I have had some questions recently about what I mean by comments about "more complex integration". I have had a few people ask me through my blog and recently at Catalyst in San Diego, and so perhaps I should clarify. What IS my point of reference to "more" complex?
... offer solutions to more complex integration problems that you can face that require more feature sets...
My point of reference was in relation to some virtual directory products which are basically LDAP proxy's. It is not always apparent the issues you will face when planning an identity deployment. So here are a few examples of what I would consider out of the scope of most LDAP proxy services.
1) integration between profiles where a common key is not present
when a common key is not present in all data sources, this requires correlation and complex matching rules to be used to disambiguate users across systems, for performance you need to do this off-line processing (this is something many virtual directories would try to do dynamically, in real-time for each query, if at all).
2) Projects that could benefit from "push" not only "pull" technology.
Sometimes to achieve identity integration, you need to provide for only only "pull" (search/query) but also "push" (synchronization) technology (needed for things such as provisioning). Being able to leverage ESB technology for example has huge benefits to being adaptable to future needs.
3) Deployments that require a different tree structure than what exists in current identity sources.

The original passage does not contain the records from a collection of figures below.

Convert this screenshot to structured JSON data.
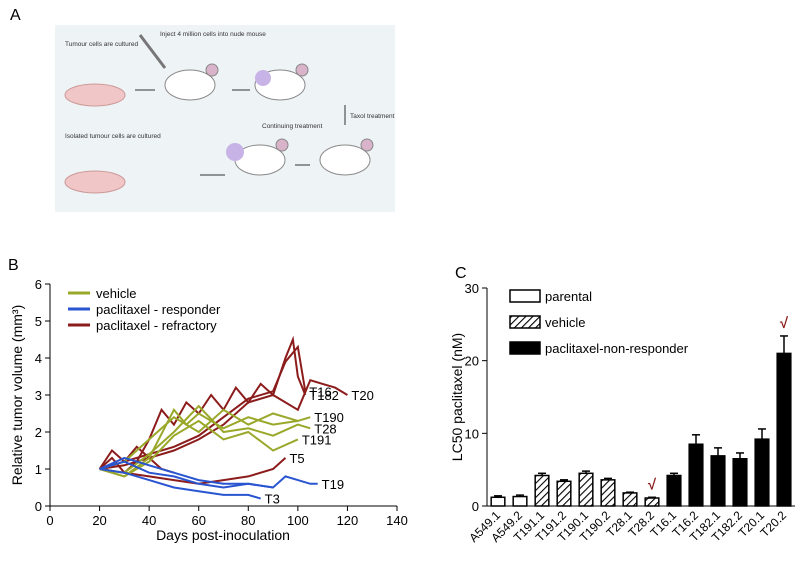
{
  "panel_labels": [
    "A",
    "B",
    "C"
  ],
  "diagram": {
    "steps": [
      "Tumour cells are cultured",
      "Inject 4 million cells into nude mouse",
      "Taxol treatment",
      "Continuing treatment",
      "Isolated tumour cells are cultured"
    ]
  },
  "chart_data": [
    {
      "type": "line",
      "xlabel": "Days post-inoculation",
      "ylabel": "Relative tumor volume (mm³)",
      "xlim": [
        0,
        140
      ],
      "xticks": [
        0,
        20,
        40,
        60,
        80,
        100,
        120,
        140
      ],
      "ylim": [
        0,
        6
      ],
      "yticks": [
        0,
        1,
        2,
        3,
        4,
        5,
        6
      ],
      "legend": [
        {
          "name": "vehicle",
          "color": "#9aa82a"
        },
        {
          "name": "paclitaxel - responder",
          "color": "#2a55d0"
        },
        {
          "name": "paclitaxel - refractory",
          "color": "#8c1c1c"
        }
      ],
      "series": [
        {
          "label": "T182",
          "color": "#8c1c1c",
          "x": [
            20,
            25,
            30,
            35,
            40,
            45,
            50,
            55,
            60,
            65,
            70,
            75,
            80,
            85,
            90,
            95,
            98,
            100,
            103
          ],
          "y": [
            1,
            1.3,
            0.9,
            1.2,
            1.8,
            2.6,
            2.2,
            2.8,
            2.5,
            3.0,
            2.6,
            3.2,
            2.8,
            3.3,
            3.0,
            4.0,
            4.5,
            3.5,
            3.0
          ]
        },
        {
          "label": "T16",
          "color": "#8c1c1c",
          "x": [
            20,
            30,
            40,
            50,
            60,
            70,
            80,
            90,
            95,
            100,
            103
          ],
          "y": [
            1,
            1.2,
            1.4,
            1.6,
            1.9,
            2.4,
            2.9,
            3.1,
            3.9,
            4.3,
            3.1
          ]
        },
        {
          "label": "T20",
          "color": "#8c1c1c",
          "x": [
            20,
            30,
            40,
            50,
            60,
            70,
            80,
            90,
            100,
            105,
            110,
            115,
            120
          ],
          "y": [
            1,
            1.1,
            1.3,
            1.5,
            1.8,
            2.2,
            2.8,
            3.0,
            2.6,
            3.4,
            3.3,
            3.2,
            3.0
          ]
        },
        {
          "label": "T5",
          "color": "#8c1c1c",
          "x": [
            20,
            30,
            40,
            50,
            60,
            70,
            80,
            90,
            95
          ],
          "y": [
            1,
            0.9,
            0.8,
            0.7,
            0.6,
            0.7,
            0.8,
            1.0,
            1.3
          ]
        },
        {
          "color": "#8c1c1c",
          "x": [
            20,
            25,
            30,
            35,
            40,
            45,
            50
          ],
          "y": [
            1,
            1.5,
            1.2,
            1.6,
            1.3,
            1.0,
            0.9
          ]
        },
        {
          "label": "T190",
          "color": "#9aa82a",
          "x": [
            20,
            30,
            40,
            50,
            55,
            60,
            70,
            80,
            90,
            100,
            105
          ],
          "y": [
            1,
            0.8,
            1.3,
            2.6,
            2.2,
            2.5,
            2.1,
            2.4,
            2.2,
            2.3,
            2.4
          ]
        },
        {
          "label": "T28",
          "color": "#9aa82a",
          "x": [
            20,
            30,
            40,
            50,
            60,
            70,
            80,
            90,
            100,
            105
          ],
          "y": [
            1,
            0.9,
            1.4,
            2.0,
            2.7,
            2.0,
            2.1,
            1.9,
            2.2,
            2.1
          ]
        },
        {
          "label": "T191",
          "color": "#9aa82a",
          "x": [
            20,
            30,
            40,
            50,
            60,
            70,
            80,
            90,
            100
          ],
          "y": [
            1,
            0.8,
            1.2,
            1.9,
            2.3,
            1.8,
            2.0,
            1.5,
            1.8
          ]
        },
        {
          "color": "#9aa82a",
          "x": [
            20,
            30,
            40,
            50,
            60,
            70,
            80,
            90,
            100
          ],
          "y": [
            1,
            1.2,
            1.8,
            2.4,
            2.0,
            2.6,
            2.2,
            2.5,
            2.3
          ]
        },
        {
          "label": "T19",
          "color": "#2a55d0",
          "x": [
            20,
            30,
            40,
            50,
            60,
            70,
            80,
            90,
            95,
            100,
            105,
            108
          ],
          "y": [
            1,
            1.3,
            1.1,
            0.9,
            0.7,
            0.6,
            0.6,
            0.5,
            0.8,
            0.7,
            0.6,
            0.6
          ]
        },
        {
          "label": "T3",
          "color": "#2a55d0",
          "x": [
            20,
            30,
            40,
            50,
            60,
            70,
            80,
            85
          ],
          "y": [
            1,
            0.9,
            0.7,
            0.5,
            0.4,
            0.3,
            0.3,
            0.2
          ]
        },
        {
          "color": "#2a55d0",
          "x": [
            20,
            30,
            40,
            50,
            60,
            70,
            80,
            90
          ],
          "y": [
            1,
            1.2,
            0.9,
            0.8,
            0.6,
            0.5,
            0.6,
            0.5
          ]
        }
      ]
    },
    {
      "type": "bar",
      "ylabel": "LC50 paclitaxel (nM)",
      "ylim": [
        0,
        30
      ],
      "yticks": [
        0,
        10,
        20,
        30
      ],
      "categories": [
        "A549.1",
        "A549.2",
        "T191.1",
        "T191.2",
        "T190.1",
        "T190.2",
        "T28.1",
        "T28.2",
        "T16.1",
        "T16.2",
        "T182.1",
        "T182.2",
        "T20.1",
        "T20.2"
      ],
      "series": [
        {
          "name": "parental",
          "color": "#ffffff",
          "values": [
            1.2,
            1.3,
            null,
            null,
            null,
            null,
            null,
            null,
            null,
            null,
            null,
            null,
            null,
            null
          ]
        },
        {
          "name": "vehicle",
          "color": "hatch",
          "values": [
            null,
            null,
            4.2,
            3.4,
            4.5,
            3.6,
            1.8,
            1.1,
            null,
            null,
            null,
            null,
            null,
            null
          ]
        },
        {
          "name": "paclitaxel-non-responder",
          "color": "#000000",
          "values": [
            null,
            null,
            null,
            null,
            null,
            null,
            null,
            null,
            4.2,
            8.5,
            6.9,
            6.5,
            9.2,
            21
          ]
        }
      ],
      "errors": [
        0.2,
        0.2,
        0.3,
        0.2,
        0.3,
        0.2,
        0.1,
        0.1,
        0.3,
        1.3,
        1.1,
        0.8,
        1.4,
        2.4
      ],
      "annotations": [
        {
          "text": "√",
          "category": "T28.2"
        },
        {
          "text": "√",
          "category": "T20.2"
        }
      ]
    }
  ]
}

For some projects, the integration of the sources requires a tree structure that does not match any of the existing DIT's. It is necessary to have the ability to design a new DIT based on existing information, but in a different structure.
4) Deployments that require, or could benefit from information that lives in legacy applications, accessible only via web service, and/or one or more databases in which the data you need is located in multiple linked tables (complex relationships).
This requires a preservation of the context of the objects and the ability to build a modeled view of those objects based on the requirements of the initiative. This is again out of the scope of an LDAP proxy service that is offered by most virtual directory vendors.
Also, think long-term. Often we do not care enough about other feature sets because they don't see the need today. Integration issues tend to get more complex, not less complex over time. Just because you are not facing these types of issues now doesn't mean that you won't the future. More times than not we avoid using certain identity information only because of the complexities in doing so. There are certainly more options for identity integration than those of LDAP proxy capabilities offered by some virtual directories.